Un altro punto nodale del nascituro fondo sarà l’allargamento della base dei donatori. “I paesi che hanno inquinato di più storicamente devono ovviamente contribuire per primi – dice Chiara Martinelli di Climate Action Network Europe – anche per togliere un alibi agli altri: è a quel punto che giganti come Cina e India saranno costretti a entrare in gioco”. L’obiettivo è rendere il fondo operativo già nel 2024. A dare il buon esempio potrebbe essere l’Unione europea: il nuovo commissario al clima Wopke Hoekstra nei giorni scorsi ha annunciato “un sostanziale contributo finanziario da parte della Ue e dei suoi stati membri”. “Sembrava tutto bloccato a livello continentale: poi la dichiarazione di Hoesktra e quella congiunzione che include tutti gli Stati membri lasciano ben sperare” chiosa Bencini.

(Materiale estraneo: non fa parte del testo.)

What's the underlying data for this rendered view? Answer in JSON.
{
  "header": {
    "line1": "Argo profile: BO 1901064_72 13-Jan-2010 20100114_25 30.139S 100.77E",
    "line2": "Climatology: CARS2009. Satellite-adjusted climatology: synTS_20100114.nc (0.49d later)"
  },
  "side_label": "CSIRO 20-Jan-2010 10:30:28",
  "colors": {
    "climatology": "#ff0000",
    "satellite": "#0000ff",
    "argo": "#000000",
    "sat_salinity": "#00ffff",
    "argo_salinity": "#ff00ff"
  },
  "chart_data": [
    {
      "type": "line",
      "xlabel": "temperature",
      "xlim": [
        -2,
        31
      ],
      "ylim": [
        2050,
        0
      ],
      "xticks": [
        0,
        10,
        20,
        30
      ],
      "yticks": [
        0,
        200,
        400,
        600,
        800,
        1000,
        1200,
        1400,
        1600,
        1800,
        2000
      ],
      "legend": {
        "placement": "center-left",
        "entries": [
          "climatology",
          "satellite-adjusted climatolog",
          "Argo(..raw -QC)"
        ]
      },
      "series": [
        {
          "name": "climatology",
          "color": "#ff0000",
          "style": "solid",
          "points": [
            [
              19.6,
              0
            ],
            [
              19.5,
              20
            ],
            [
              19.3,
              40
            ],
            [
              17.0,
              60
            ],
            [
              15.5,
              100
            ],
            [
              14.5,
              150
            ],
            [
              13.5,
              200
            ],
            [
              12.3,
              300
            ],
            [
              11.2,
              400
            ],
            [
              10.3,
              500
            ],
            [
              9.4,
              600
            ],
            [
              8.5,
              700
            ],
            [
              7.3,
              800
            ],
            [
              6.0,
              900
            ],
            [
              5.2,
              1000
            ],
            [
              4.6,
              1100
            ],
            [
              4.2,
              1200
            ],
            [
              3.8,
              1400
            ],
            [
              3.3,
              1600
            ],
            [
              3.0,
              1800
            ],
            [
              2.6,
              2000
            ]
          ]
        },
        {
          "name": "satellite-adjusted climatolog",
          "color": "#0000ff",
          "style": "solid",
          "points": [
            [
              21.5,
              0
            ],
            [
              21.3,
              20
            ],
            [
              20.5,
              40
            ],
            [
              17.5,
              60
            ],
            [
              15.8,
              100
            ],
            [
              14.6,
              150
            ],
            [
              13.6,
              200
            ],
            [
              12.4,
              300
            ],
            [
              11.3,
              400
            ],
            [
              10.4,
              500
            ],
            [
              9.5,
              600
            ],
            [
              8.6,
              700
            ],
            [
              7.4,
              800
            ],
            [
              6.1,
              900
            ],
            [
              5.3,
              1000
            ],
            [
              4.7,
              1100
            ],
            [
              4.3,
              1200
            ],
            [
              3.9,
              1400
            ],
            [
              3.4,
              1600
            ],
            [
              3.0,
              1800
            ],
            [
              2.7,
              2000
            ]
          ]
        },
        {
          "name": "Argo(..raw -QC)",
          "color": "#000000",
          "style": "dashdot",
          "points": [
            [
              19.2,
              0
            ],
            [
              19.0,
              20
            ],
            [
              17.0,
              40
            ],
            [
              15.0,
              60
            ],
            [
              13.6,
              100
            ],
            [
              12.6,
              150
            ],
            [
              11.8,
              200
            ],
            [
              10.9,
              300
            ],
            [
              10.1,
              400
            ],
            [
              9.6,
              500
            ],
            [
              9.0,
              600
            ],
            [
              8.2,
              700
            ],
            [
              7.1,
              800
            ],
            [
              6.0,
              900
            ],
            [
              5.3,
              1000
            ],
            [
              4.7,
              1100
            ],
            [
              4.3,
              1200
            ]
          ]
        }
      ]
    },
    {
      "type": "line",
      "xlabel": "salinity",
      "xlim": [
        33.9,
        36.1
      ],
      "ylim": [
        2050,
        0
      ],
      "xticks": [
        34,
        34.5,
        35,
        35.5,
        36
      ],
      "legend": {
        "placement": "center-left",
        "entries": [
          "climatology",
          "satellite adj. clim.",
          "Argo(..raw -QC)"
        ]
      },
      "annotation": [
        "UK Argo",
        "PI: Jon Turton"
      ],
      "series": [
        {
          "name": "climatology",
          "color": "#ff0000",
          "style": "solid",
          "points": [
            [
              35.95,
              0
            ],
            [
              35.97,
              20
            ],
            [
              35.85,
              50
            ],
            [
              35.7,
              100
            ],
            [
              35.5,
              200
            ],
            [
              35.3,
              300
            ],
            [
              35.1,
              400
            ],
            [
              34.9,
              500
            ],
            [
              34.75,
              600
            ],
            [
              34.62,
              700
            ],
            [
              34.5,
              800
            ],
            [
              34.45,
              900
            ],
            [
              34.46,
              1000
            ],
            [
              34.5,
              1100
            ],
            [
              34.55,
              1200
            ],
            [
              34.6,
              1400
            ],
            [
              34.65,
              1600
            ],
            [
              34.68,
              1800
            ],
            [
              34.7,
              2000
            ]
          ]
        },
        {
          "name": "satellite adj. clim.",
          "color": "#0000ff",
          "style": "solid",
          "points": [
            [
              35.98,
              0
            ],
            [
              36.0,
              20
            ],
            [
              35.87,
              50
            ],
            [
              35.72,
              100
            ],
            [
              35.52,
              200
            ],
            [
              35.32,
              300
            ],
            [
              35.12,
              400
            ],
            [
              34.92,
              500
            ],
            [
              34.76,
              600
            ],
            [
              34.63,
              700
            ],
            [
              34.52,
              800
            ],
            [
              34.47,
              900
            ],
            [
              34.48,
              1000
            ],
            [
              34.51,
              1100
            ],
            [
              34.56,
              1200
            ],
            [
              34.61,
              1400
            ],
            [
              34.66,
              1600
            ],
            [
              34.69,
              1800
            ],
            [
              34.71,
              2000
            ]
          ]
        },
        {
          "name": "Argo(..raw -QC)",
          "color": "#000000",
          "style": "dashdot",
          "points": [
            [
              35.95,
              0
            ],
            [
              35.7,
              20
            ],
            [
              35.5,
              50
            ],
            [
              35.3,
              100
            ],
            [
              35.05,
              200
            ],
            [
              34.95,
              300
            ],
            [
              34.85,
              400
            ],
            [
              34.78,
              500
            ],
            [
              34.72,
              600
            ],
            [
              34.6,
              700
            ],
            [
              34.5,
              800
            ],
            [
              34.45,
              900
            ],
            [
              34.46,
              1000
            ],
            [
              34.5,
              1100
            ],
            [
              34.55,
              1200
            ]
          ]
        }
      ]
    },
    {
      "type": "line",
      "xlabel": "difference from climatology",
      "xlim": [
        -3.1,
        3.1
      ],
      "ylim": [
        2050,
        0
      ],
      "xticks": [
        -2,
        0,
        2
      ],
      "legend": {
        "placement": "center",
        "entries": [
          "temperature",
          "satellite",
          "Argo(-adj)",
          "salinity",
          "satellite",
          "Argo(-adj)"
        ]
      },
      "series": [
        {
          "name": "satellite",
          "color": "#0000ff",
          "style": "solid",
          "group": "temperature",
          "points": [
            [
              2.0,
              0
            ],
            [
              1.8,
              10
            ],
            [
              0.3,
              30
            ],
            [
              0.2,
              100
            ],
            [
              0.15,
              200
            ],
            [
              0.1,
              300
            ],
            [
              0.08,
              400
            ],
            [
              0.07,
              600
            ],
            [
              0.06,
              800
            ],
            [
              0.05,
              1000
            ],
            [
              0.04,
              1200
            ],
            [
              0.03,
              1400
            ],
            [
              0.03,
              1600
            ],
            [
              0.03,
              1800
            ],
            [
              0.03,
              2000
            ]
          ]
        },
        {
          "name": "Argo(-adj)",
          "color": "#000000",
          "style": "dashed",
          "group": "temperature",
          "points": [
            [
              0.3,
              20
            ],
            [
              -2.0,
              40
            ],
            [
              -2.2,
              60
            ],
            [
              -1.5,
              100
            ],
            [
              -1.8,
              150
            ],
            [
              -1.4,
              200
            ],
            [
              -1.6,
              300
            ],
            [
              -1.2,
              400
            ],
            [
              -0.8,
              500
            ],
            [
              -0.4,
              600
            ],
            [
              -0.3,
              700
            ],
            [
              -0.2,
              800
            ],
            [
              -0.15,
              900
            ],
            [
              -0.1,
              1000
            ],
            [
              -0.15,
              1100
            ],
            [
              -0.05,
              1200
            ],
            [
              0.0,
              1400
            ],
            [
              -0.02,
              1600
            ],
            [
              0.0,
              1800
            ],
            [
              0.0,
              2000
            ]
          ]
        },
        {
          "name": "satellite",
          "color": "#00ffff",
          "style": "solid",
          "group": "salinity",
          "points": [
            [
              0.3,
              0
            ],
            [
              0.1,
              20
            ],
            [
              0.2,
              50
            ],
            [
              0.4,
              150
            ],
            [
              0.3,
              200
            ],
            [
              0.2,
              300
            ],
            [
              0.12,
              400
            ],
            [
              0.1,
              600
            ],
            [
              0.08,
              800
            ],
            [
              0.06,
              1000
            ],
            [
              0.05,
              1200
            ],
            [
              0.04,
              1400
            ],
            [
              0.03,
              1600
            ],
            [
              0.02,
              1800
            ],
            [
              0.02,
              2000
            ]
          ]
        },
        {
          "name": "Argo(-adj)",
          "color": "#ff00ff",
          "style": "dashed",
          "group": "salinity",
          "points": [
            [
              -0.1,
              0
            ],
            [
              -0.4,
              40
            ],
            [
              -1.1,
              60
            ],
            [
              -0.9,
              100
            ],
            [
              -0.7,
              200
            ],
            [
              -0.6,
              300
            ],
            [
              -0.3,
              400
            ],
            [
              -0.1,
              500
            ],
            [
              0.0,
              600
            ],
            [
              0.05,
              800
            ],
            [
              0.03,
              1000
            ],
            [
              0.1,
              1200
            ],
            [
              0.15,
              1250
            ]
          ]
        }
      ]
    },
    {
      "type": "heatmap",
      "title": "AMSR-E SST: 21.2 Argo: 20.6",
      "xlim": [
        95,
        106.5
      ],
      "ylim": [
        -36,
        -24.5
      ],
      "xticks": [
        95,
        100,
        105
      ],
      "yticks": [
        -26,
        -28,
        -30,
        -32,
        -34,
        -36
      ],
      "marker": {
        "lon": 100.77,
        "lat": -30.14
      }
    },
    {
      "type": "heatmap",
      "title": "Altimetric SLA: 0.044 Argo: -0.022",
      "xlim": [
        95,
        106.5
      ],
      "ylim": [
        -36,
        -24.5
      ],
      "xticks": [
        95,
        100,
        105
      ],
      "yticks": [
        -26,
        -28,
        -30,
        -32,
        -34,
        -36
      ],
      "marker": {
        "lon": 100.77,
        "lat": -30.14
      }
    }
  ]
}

Se dopo il sesto rapporto del Panel intergovernativo sul cambiamento del clima (Ipcc, il gruppo di scienziati che assiste l’Onu sul tema) è assodato che la crisi a cui assistiamo ha una matrice industriale, la disinformazione negli anni è cambiata, raffinando le armi e adattandole al mutato contesto: “Non si parla più di negazionismo – rileva Martinelli – ma l’accento si è spostato sul fatto che le soluzioni proposte a oggi non funzionerebbero e aumenterebbero povertà e disuguaglianze”. Un argomento non privo di mordente tra i cittadini esasperati dall’inflazione, ma che piace molto anche al Sud globale. Il compromesso tra istanze climatiche, economiche e sociali sarà il sacro Graal dei prossimi anni.